Buckaroo wrote:A footnote: In the real Constellations, I understand that flight engineers would often run the engines on the lean side of rich
Right! One simple explanation would be:
Running an engine at the stoichiometric "correct" balance would produce the best power output (=peak), because all the fuel chemically reacts with all the air and leaves nothing but hot exhaust gas. But this would also damage the engine (the valves for example) by overheating.
So you have to cool down the process by providing some extra fluid which will remain after the combustion. This can be extra fuel (running the engine rich of peak), or extra air (lean of peak).
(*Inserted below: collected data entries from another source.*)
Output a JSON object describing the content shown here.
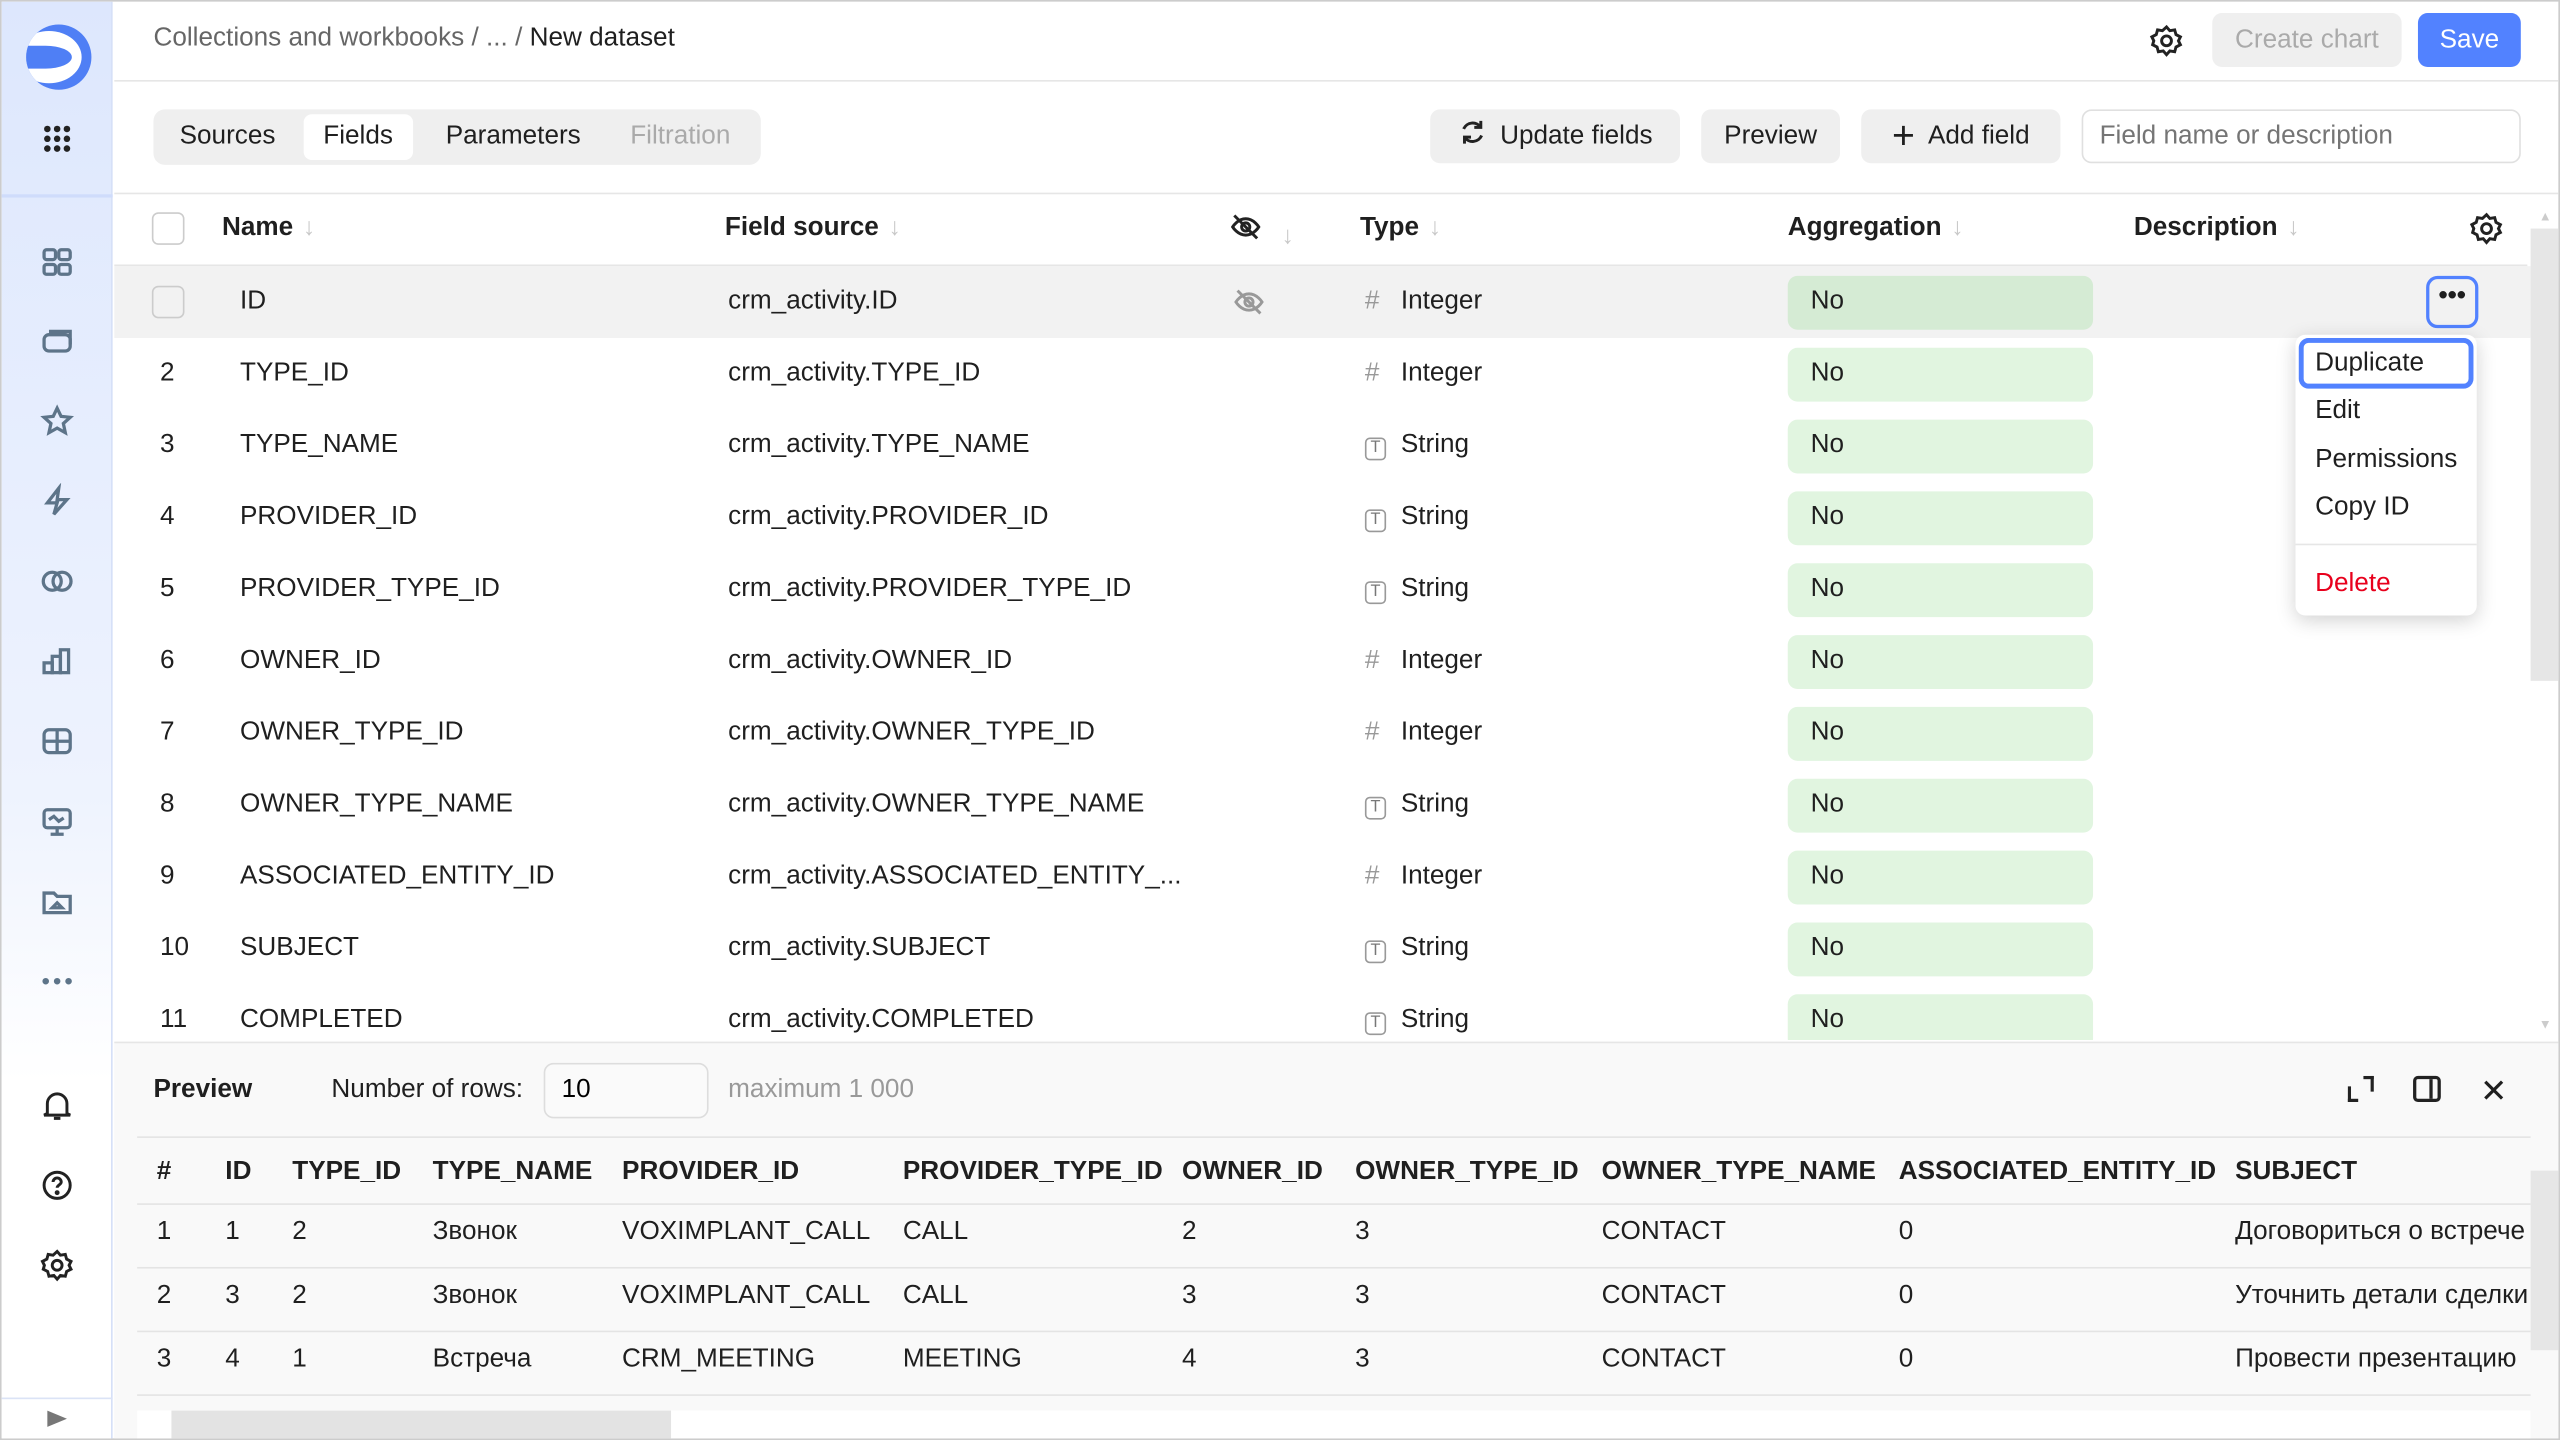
{
  "header": {
    "breadcrumb_root": "Collections and workbooks",
    "breadcrumb_sep1": "/",
    "breadcrumb_ellipsis": "...",
    "breadcrumb_sep2": "/",
    "breadcrumb_current": "New dataset",
    "create_chart": "Create chart",
    "save": "Save"
  },
  "tabs": [
    {
      "label": "Sources"
    },
    {
      "label": "Fields",
      "active": true
    },
    {
      "label": "Parameters"
    },
    {
      "label": "Filtration",
      "disabled": true
    }
  ],
  "toolbar": {
    "update_fields": "Update fields",
    "preview": "Preview",
    "add_field": "Add field",
    "search_placeholder": "Field name or description"
  },
  "table": {
    "columns": {
      "name": "Name",
      "source": "Field source",
      "type": "Type",
      "aggregation": "Aggregation",
      "description": "Description"
    },
    "rows": [
      {
        "num": "",
        "name": "ID",
        "source": "crm_activity.ID",
        "type": "Integer",
        "agg": "No"
      },
      {
        "num": "2",
        "name": "TYPE_ID",
        "source": "crm_activity.TYPE_ID",
        "type": "Integer",
        "agg": "No"
      },
      {
        "num": "3",
        "name": "TYPE_NAME",
        "source": "crm_activity.TYPE_NAME",
        "type": "String",
        "agg": "No"
      },
      {
        "num": "4",
        "name": "PROVIDER_ID",
        "source": "crm_activity.PROVIDER_ID",
        "type": "String",
        "agg": "No"
      },
      {
        "num": "5",
        "name": "PROVIDER_TYPE_ID",
        "source": "crm_activity.PROVIDER_TYPE_ID",
        "type": "String",
        "agg": "No"
      },
      {
        "num": "6",
        "name": "OWNER_ID",
        "source": "crm_activity.OWNER_ID",
        "type": "Integer",
        "agg": "No"
      },
      {
        "num": "7",
        "name": "OWNER_TYPE_ID",
        "source": "crm_activity.OWNER_TYPE_ID",
        "type": "Integer",
        "agg": "No"
      },
      {
        "num": "8",
        "name": "OWNER_TYPE_NAME",
        "source": "crm_activity.OWNER_TYPE_NAME",
        "type": "String",
        "agg": "No"
      },
      {
        "num": "9",
        "name": "ASSOCIATED_ENTITY_ID",
        "source": "crm_activity.ASSOCIATED_ENTITY_...",
        "type": "Integer",
        "agg": "No"
      },
      {
        "num": "10",
        "name": "SUBJECT",
        "source": "crm_activity.SUBJECT",
        "type": "String",
        "agg": "No"
      },
      {
        "num": "11",
        "name": "COMPLETED",
        "source": "crm_activity.COMPLETED",
        "type": "String",
        "agg": "No"
      }
    ]
  },
  "context_menu": {
    "items": [
      "Duplicate",
      "Edit",
      "Permissions",
      "Copy ID"
    ],
    "delete": "Delete"
  },
  "preview": {
    "title": "Preview",
    "rows_label": "Number of rows:",
    "rows_value": "10",
    "max_hint": "maximum 1 000",
    "columns": [
      "#",
      "ID",
      "TYPE_ID",
      "TYPE_NAME",
      "PROVIDER_ID",
      "PROVIDER_TYPE_ID",
      "OWNER_ID",
      "OWNER_TYPE_ID",
      "OWNER_TYPE_NAME",
      "ASSOCIATED_ENTITY_ID",
      "SUBJECT"
    ],
    "rows": [
      [
        "1",
        "1",
        "2",
        "Звонок",
        "VOXIMPLANT_CALL",
        "CALL",
        "2",
        "3",
        "CONTACT",
        "0",
        "Договориться о встрече"
      ],
      [
        "2",
        "3",
        "2",
        "Звонок",
        "VOXIMPLANT_CALL",
        "CALL",
        "3",
        "3",
        "CONTACT",
        "0",
        "Уточнить детали сделки"
      ],
      [
        "3",
        "4",
        "1",
        "Встреча",
        "CRM_MEETING",
        "MEETING",
        "4",
        "3",
        "CONTACT",
        "0",
        "Провести презентацию"
      ]
    ]
  },
  "colors": {
    "accent": "#5282ff",
    "agg_bg": "#e1f5e0",
    "delete": "#e8001c"
  }
}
Running lean of peak safes fuel, which is very important for long range operation - but running rich of peak keeps the engine in a more flexible state: a sudden increase of throttle would be responded by a quicker increase of torque. That is why in low level flight a rich mixture is necessary.
Buckaroo wrote: I'll wager that Pratt & Whitney and Lockheed did not recommend this.
Yes, they did!
http://www.enginehistory.org/Wright/TC%20Facts.pdfAt page 31 ff. Curtiss-Wright themselves give instructions how to manually lean the mixture in cruise flight.
BTW, being an injection engine, the real world R-3350 had an "Auto-Rich" and "Auto-Lean" setting. I think that for takeoff and landing, the injection governor took care about the right (rich) mixture.
The booklet notes that for cruising the mixture should be adjusted manually, because the Auto-Lean mechanism is too coarse.
As Yakko and Buckaroo already said in the README-files, it's hard to realistically simulate all the fuel and temperature- related stuff with Flightgear 1.9.1, simply because the program is not capable of doing that. I know, I've tried really hard and it really drove me mad
There is a simple way to demonstrate the bug in FGPiston1.9.1:
When you press N to turn the propeller blade to a coarser angle, the engine has to overcome a higher torque and slows down. That means there is less air pumped through the engine and, as we didn't change the mixture, the fuel flow should decrease.
The opposite happens! On the Fuel Flow gauge you can observe that it increases! There is a logical mistake in the whole thing.

But here's the good news !

Last november, the CVS-version of FGPiston changed! And as far as I can tell by now, at least this bug has been cured. So there is hope that one fine day we may simulate a realistic trans-atlantic flight with Buckaroo's and Yakko's gorgeous propliner model!